Boneyard Beer

Published Thursday, September 24, 2020

Q&A: Tony Lawrence, Founder/Brewmaster
Boneyard Beer

Tony Lawrence

Tell us about Boneyard. What do you do? 

Primarily, we manufacture high quality liquids: Beer, of course, and also a non-alcoholic CBD Elixir. In addition, we operate a pub in Bend. We brew in 50-barrel batches (1,500 gallons) and produce 30,000 barrels a year, or about 60,000 kegs. Until this year, you could only get Boneyard on draft at a restaurant or bar across the Pacific Northwest. Recently though, we pivoted the structure to include cans. Draft sales are down in 2020 due to COVID-19.     

How did Boneyard get started? 

I started at Deschutes Brewery in 1989 and never left the industry, working for decades in many breweries doing almost any tasks. While I mainly stuck with brewing, I was also interested in welding and the building of brewing equipment. For about five years I was able to make a living doing just that: Travel and help build breweries. I would be working at a brewery for a week or a month and come across used equipment or equipment that was no longer in service. Then I’d trade for my labor or purchase all these bits and pieces of equipment that were no longer useful to the breweries, take them home to store in my garage for a few years. Over the years I would tinker and reconfigure them until, in May of 2010, I was finally able to place all the equipment I had been hoarding in a small warehouse on the west side of Bend. Sometimes people in the restaurant or service industry refer to the place they keep unwanted or old equipment as their “boneyard.” I collected all this equipment from other people’s boneyards, reconfigured it, repurposed it, retooled it and brought it back to life to start my own brewery: Boneyard. 

Tell us about your employees. Who works here? 

All together, we have 40 employees. On the manufacturing side, the brewery, we currently have about 20 people and on the pub side we have another 20. These are people who have been in the industry a long time. Most of them are buddies from the old days at Deschutes Brewery in the 1990s. We all went our separate ways for 15 years and came back together at Boneyard. 

What makes you unique? 

I think what makes us unique is the liquids we produce. The brand is a little edgy too. We put a new version of IPA on the table in 2010. Previously IPAs in Oregon used an older template or format. So new flavors, fun branding, and good timing makes us unique. 

What is the biggest challenge you are facing today? 

For the past 10 years we have been an anomaly of sorts. Again, we only sold our beer in kegs. When COVID-19 hit, we lost about 50% of our revenue because bars and restaurants were closed. Because of that we made the decision to pivot toward packaging (cans). It is much more complex to fill a 12oz container than a 13.2 gallon keg. The number of people, machines, amount of cubic feet and complexity of it all is currently what we are wrestling with. We bought the canning line and now must have a dedicated space in the warehouse for it and store the consumables, which is space we would have used for the kegs. The other challenge we face is looking at how to scale – the path to chain stores has been opened, but now we do not have enough beer to supply it. Currently we are packaging about 4,000 cases a week and trying to scale to 5,200 cases a week with a new permanent spot for the canning line. However, through all our humble conversations with distributors, we need to be at close to 15,000 cases a week. We do not have the equipment or capability in our current space to get there right now. 

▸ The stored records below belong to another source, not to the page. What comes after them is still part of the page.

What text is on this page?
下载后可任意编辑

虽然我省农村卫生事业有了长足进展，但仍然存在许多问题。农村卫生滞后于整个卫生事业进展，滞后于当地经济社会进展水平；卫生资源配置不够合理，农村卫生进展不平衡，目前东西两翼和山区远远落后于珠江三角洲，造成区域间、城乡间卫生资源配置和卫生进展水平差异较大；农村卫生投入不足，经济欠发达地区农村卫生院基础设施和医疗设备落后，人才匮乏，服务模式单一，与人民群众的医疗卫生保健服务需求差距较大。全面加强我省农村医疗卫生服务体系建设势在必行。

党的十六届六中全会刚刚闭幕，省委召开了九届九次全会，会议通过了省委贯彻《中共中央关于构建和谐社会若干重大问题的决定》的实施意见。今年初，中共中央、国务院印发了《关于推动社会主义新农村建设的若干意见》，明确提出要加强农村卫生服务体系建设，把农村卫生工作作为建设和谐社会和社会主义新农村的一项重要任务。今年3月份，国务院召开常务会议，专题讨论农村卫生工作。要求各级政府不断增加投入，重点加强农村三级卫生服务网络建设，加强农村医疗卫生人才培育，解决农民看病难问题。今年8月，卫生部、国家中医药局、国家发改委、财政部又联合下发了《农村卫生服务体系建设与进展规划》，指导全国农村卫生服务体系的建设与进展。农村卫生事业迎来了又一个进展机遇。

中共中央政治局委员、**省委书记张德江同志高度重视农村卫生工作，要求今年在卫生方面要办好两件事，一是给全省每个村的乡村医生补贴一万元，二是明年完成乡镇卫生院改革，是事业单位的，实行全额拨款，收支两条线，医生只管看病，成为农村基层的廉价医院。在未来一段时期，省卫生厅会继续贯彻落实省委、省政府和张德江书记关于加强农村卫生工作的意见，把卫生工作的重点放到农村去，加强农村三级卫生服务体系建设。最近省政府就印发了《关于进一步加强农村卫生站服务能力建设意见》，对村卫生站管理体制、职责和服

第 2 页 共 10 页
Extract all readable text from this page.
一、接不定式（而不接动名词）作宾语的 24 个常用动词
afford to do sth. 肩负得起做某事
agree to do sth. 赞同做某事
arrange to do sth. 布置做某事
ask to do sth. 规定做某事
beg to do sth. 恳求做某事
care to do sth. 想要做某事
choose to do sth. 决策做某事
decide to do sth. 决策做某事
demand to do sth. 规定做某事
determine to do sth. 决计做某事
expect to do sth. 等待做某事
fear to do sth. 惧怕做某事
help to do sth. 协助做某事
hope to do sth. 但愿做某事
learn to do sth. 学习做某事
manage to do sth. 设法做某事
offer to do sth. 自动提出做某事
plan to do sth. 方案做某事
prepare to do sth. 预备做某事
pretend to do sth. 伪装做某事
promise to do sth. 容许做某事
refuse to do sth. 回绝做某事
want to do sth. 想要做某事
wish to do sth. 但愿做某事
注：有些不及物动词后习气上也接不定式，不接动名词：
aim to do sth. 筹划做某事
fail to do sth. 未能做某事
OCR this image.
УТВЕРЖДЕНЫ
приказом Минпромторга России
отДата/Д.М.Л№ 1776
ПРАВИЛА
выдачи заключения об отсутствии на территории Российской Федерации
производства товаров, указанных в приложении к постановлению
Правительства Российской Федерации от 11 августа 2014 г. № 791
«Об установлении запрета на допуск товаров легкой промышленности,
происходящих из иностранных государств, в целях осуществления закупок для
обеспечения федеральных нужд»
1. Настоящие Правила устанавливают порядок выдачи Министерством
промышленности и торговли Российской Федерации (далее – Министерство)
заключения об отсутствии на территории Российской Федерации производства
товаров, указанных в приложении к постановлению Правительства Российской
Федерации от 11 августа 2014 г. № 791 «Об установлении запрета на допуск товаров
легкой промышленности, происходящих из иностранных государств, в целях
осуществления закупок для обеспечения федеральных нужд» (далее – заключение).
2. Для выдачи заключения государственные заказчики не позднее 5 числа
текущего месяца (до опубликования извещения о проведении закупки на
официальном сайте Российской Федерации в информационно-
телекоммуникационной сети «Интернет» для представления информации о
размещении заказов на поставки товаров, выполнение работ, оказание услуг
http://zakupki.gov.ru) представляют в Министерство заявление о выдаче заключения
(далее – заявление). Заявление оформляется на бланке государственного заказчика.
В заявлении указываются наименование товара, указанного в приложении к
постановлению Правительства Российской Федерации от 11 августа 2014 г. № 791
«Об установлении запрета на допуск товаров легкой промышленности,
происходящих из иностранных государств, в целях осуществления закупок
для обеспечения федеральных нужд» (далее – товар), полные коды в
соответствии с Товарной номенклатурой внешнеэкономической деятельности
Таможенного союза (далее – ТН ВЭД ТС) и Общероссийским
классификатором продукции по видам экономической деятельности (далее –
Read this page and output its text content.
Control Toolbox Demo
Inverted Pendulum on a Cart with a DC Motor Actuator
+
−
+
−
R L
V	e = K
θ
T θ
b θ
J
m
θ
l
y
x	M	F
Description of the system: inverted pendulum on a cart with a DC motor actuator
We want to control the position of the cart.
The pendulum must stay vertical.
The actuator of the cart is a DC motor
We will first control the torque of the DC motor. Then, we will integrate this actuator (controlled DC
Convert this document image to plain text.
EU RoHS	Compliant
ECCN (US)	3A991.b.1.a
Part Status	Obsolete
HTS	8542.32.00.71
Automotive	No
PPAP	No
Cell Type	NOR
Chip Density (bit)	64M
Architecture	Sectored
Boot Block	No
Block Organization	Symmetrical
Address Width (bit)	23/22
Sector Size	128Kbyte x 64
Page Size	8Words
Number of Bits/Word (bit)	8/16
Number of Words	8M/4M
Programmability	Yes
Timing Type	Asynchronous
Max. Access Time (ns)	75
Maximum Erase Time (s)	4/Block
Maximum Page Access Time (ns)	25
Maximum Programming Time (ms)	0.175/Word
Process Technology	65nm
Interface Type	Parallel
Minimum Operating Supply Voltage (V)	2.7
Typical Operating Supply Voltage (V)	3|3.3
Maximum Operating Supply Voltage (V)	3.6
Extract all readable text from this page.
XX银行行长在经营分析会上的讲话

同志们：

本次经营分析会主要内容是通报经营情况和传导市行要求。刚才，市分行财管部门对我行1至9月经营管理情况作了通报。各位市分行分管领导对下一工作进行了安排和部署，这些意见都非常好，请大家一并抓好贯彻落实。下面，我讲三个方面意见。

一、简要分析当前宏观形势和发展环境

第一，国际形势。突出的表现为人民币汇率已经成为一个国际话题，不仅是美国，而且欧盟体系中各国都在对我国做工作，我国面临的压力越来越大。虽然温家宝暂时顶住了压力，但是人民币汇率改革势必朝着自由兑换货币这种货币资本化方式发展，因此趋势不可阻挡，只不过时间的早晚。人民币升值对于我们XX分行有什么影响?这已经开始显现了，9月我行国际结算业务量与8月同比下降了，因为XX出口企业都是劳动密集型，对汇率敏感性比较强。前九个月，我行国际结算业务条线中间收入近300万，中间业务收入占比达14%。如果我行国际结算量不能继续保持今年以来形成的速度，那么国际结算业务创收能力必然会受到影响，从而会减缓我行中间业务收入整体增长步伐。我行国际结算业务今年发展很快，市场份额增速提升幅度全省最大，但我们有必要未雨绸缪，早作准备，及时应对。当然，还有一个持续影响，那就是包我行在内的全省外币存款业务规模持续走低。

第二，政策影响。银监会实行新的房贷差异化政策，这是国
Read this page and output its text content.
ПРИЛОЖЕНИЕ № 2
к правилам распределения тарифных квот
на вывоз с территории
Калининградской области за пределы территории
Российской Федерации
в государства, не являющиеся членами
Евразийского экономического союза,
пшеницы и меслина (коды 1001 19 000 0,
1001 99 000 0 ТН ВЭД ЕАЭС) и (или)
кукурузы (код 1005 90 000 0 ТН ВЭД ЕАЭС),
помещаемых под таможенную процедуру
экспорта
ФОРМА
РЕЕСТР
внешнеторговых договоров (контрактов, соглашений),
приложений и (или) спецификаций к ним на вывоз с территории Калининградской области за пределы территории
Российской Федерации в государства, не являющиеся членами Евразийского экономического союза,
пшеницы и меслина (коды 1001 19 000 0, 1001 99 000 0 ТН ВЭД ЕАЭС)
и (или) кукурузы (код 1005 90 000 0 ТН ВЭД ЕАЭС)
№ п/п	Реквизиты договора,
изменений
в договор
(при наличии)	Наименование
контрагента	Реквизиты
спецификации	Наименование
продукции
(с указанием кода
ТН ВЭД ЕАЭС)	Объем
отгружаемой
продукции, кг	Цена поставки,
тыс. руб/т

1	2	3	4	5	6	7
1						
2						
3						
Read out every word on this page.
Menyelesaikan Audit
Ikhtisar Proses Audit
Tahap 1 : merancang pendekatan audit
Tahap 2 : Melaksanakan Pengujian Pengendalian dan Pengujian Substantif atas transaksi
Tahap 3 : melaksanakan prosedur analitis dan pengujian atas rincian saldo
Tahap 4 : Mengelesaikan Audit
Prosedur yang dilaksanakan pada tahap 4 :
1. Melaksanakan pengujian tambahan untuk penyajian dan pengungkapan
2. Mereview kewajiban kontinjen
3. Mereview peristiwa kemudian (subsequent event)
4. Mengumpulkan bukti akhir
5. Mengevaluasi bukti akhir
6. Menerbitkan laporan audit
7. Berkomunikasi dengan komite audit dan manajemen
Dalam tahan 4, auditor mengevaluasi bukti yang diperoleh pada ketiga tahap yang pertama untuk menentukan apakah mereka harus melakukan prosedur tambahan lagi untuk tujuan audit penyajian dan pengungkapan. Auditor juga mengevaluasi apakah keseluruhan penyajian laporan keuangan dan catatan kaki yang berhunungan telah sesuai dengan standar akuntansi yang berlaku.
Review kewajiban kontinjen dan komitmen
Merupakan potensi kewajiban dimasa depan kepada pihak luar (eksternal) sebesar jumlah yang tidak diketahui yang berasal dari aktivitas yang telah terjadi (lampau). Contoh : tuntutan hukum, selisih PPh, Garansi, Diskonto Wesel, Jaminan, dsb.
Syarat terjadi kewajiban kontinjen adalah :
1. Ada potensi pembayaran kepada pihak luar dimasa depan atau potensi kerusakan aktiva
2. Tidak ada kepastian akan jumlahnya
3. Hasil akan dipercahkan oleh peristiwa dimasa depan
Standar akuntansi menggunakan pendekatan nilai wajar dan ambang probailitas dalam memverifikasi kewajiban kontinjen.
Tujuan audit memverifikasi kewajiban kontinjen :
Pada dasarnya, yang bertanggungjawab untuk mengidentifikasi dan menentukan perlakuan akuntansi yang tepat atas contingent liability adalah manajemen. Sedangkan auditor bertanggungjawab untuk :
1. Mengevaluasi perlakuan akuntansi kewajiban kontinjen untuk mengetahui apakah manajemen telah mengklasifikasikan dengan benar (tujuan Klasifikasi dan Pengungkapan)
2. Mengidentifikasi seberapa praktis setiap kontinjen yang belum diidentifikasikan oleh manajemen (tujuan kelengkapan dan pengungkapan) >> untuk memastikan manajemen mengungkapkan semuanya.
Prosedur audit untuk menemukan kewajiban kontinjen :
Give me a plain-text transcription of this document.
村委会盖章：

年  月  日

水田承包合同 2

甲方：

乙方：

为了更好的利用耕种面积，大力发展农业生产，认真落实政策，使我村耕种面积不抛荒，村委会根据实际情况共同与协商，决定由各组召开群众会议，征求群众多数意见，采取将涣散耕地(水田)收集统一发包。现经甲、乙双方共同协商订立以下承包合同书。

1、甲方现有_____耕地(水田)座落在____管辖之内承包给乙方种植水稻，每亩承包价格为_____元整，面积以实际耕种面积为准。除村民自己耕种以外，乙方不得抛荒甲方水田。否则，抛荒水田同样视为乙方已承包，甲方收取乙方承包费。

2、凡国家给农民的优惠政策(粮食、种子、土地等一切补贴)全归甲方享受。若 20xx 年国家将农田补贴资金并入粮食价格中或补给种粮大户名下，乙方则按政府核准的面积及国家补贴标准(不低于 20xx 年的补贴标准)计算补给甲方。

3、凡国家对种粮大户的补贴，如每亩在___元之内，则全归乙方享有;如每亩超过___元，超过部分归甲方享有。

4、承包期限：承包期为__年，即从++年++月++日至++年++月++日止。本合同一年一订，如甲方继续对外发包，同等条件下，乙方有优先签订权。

What does the future look like for Boneyard? 

Our brand has always operated from a scarcity standpoint. It has always been oversold and difficult to find. Unless a common place for you is a bar or restaurant, you didn’t really cross Boneyard’s path. Now, we are in Safeway, Fred Meyer and have partnerships in chain stores just as we enter our second decade. It is putting a lot of wind in the sails and fresh air to the brand. The pivot has been very difficult, but when our team holds a can of beer and looks at the artwork on the can it is truly something amazing for us. At the end of the day it is all super exciting for us. Now we need to find a way to scale. 

How do you view the future of manufacturing in Oregon?   

For beer and beverage, the future is to grow and diversify, hard seltzers or other beverage lines as an example. Companies have built these big beautiful facilities and the beer space is incredibly crowded with high quality products. The elephant in the room for all of us is what the economy will look like in 2021. We joke about it a little, but beer has a bit of a hall pass because it is usually in the budget for consumers. People always seem to find the extra few dollars for a pint at the pub or six pack from the store. In Oregon, I think the industry will recover and be just fine if you can diversify, not be over-leveraged, and really keep it simple. 

What makes you proudest about Boneyard? 

We have achieved way more than I ever imagined. I am wildly honored and proud how this happened. The consumer likes us and continues to come back year after year and pint after pint. We have been successful because the consumer has cast their vote that we are what they are looking for. To me, that is top-notch and what I desired to achieve. A lot of times people talk about this industry as a three-tiered system: the supplier or manufacturer, the distributor, and the retailer. I came out swinging and said it is a four-tiered system – we cannot forget about the consumer. It is the person who drinks the product that we try to speak to, and we did exactly that.